‘Fire in the belly’: Two journalists covering Ukraine awarded for courageous international reporting
November 15, 2022
Carol Guzy uses her camera to photograph tragedy, but also hope.
Guzy, along with Olga Rudenko and the team from the Kyiv Independent, are the two latest recipients of the Fleischaker/Greene Awards for Courageous International Reporting for their work in Ukraine. Guzy has worked in Ukraine photographing the impacts of the Russia-Ukraine war on civilians.
WKU’s School of Media hosted an awards celebration on Nov. 14. in Gary Ransdell Hall with an opportunity for students to ask Guzy questions about her work. Guzy greeted students through a Zoom screen from late-night hours in Ukraine. Rudenko and her team were unable to attend.
In 2008, Louisville attorneys Jon Fleischaker and Kim Greene created the Fleischaker/Greene Fund for Excellence in First Amendment Issues at WKU. The award recognizes a journalist who works under dangerous circumstances to protect freedom of speech and leads efforts to better understand populations that are underreported.
“During our years of law practice, each of us separately fell in love with the First Amendment, the importance of which we are seeing in real time as we battle to maintain our democracy,” Greene said. “We have the privilege and honor of working with a lot of good journalists […] but we noticed that we began to share something really important. And that was the passion for the work. The passion for getting the news out and accurate and making sure the public was informed about what our governments are up to […] I like to call that particular passion, the fire in the belly.”
Guzy’s career as a photographer spans more than 40 years, from a staff member at the Miami Herald to The Washington Post and currently as a contract photographer for Zuma Press. Guzy photographed Hurricane Katrina in 2008, international stories in Berlin Germany in 1989, Goma, Zaire in 1999 and more, according to a video by YahooNews played at the event.
“I was lucky to meet Carol in 1988 after she had just started working for The Washington Post,” Jeanie Adams-Smith, photojournalism professor, said. “Her work seemed perfect to me – every moment published a work of tragic art.”
Guzy shared she feels the civilians she’s photographed in Ukraine have welcomed her to tell their stories.
“I always work with a fixer, a translator. I feel like you have to be able to communicate. There’s a lot you can do just with body language and you always have to move beyond the camera,” Guzy said. “I think when you’re photographing someone that they trust what you’re doing. But here in Ukraine, it’s been amazing how people open their arms and their lives and their hearts to us, and our cameras to tell their stories and take their pictures.”
One audience member asked her what moment in her coverage of Ukraine stands out the most.

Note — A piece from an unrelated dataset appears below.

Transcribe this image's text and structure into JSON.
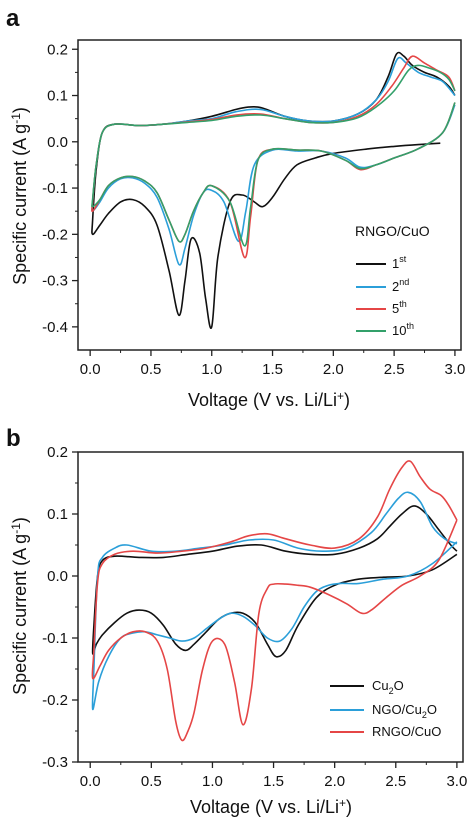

“I did a whole series on babushka, as I call it ‘Ladies that Stayed,’ and they’re elderly that either couldn’t or mostly wouldn’t leave,” she replied. “They live in bunkers [and] basically potential targets and they are so warm and enchanting and delightful and they’re everyone’s grandmother and mother.”
When the U.S. Military sent troops to Haiti in 1994 to intervene with a military coup, Guzy covered the mission. Her coverage led her to her second Pulitzer Prize.
“I covered Haiti for decades actually,” she said. “It became almost like my second home. I almost moved to Haiti at a certain point. It’s probably one of the most intense places I’ve ever been. The brutality is just beyond description.”
Haiti has also experienced a number of extreme earthquakes. The earthquake in 2010 has left severe damage that people are still recovering from, despite several natural disasters happening since.
“Haiti is a revolving door of turmoil, it still is unfortunately,” Guzy said. “Not only political anarchy [but] natural disasters, I mean to cover the earthquake, the latest one and the one in 2010. They just keep getting slammed.”
Even with Guzy’s courageous career as a photojournalist, she shared one of her biggest regrets is not balancing her career better with her personal life.
“I used to jump from one story to the other,” Guzy said. “I was just so all consumed with, you know, with storytelling, with being a photojournalist, and I didn’t take enough time for my family, and who eventually passed and I think that’s, that’s probably the one thing I would I would change, is to focus a little more on my personal life, too.”
Guzy uses her camera to tell the tragic stories, but she believes that empathy is the key to telling a story.
“I don’t think you can be a journalist without having a dose of empathy,” Guzy said. “I have an overdose of it. Unfortunately, it’s just a blessing and a curse. I don’t understand how I could not be empathetic, because I just feel everything everyone else is feeling. Unfortunately, it breaks my heart probably a million times harder.”